Jungkook mengalihkan atensinya pada wajan penggorengan ketika mendengar suara kursi berderit bergeser dari posisinya," Taetae hyung, sudah bangun." Ia tersenyum begitu lebar. Tetapi, seseorang yang baru saja disapanya hanya menatap datar. Sudah biasa. Jungkook akan tetap tersenyum meski mendapat perlakuan tidak baik sekalipun.

Seolah tak takut Jungkook malah melanjutkan, "masakanku sudah hampir matang. Hyungie mandi saja dulu. Nanti-"

Belum selesai Jungkook berbicara, perkataannya terpotong akibat terkejut karena gebrakan keras meja yang dibuat Taehyung.

BRAKK!

"Berhenti bicara, brengsek. Kau benar-benar merusak moodku pagi ini. Jangan bertingak seolah kau bukan pendosa besar penyebab orangtuaku meninggal."

Jungkook dapat melihat kilatan amarah terbalut benci dimata sang kakak, "Tunggu?" Jeda sesaat sebelum melanjutkan. "kau tadi memanggilku apa? Hyung? Hyungie?" Taehyung berjalan mendekat kearah Jungkook dan-

Plaakk!

Taehyung menamparnya. Jungkook hanya bisa menundukkan kepala takut" maaf aku-"

"Maaf! Maaf! seharusnya kau sadar siapa dirimu.  Kau bukan adikku. Kau bukan saudaraku. Kau hanya pembantu disini, bocah! Jangan terlalu tinggi jika bermimpi. Takkan ada sudi memiliki saudara seorang pembunuh seperti dirimu. Terlebih kau yang sudah membunuh kedua orangtuaku!"

Seperti ada sembilah belati yang menancapkan diri secara paksa didalam hati, perkataan Taehyung begitu menyakiti. Namun, ia tak punya hak untuk merasa paling tersakiti.

Jungkook menunduk serta membungkuk, membuat permohonan maaf untuk yang kesekian kalinya. "maafkan aku, Tuan. Aku tidak akan-"
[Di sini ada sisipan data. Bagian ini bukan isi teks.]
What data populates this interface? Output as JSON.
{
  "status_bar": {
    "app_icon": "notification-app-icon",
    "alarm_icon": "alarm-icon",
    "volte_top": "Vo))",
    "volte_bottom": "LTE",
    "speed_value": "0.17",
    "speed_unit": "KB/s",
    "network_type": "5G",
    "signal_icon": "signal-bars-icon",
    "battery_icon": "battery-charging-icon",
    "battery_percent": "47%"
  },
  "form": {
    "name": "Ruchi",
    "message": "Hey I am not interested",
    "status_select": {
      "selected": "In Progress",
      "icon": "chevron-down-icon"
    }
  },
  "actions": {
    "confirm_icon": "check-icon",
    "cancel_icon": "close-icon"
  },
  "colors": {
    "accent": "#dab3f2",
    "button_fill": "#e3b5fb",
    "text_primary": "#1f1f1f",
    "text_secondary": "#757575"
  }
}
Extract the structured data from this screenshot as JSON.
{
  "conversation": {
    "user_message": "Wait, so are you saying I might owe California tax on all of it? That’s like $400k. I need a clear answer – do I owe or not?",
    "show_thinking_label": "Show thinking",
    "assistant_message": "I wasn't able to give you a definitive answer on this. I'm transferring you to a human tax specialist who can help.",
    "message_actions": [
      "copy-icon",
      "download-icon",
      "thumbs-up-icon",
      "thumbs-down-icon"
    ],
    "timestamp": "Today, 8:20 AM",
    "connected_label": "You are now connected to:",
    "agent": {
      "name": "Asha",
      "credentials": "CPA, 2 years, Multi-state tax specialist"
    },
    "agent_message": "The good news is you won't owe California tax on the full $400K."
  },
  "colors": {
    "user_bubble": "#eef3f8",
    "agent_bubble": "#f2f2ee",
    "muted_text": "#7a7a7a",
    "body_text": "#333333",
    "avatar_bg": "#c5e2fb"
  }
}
Perkataan Jungkook kembali dipotong oleh Taehyung, "Aku bahkan sudah terlampau muak mendengar maaf dari mulut sampahmu itu! Apa kau pikir maafmu mampu menghidupkan orangtuaku yang telah mati? Enyahlah dari wajahku sekarang juga, sialan. Jangan sampai tanganku menjadi kotor hanya karena omongmu yang tak berguna itu!"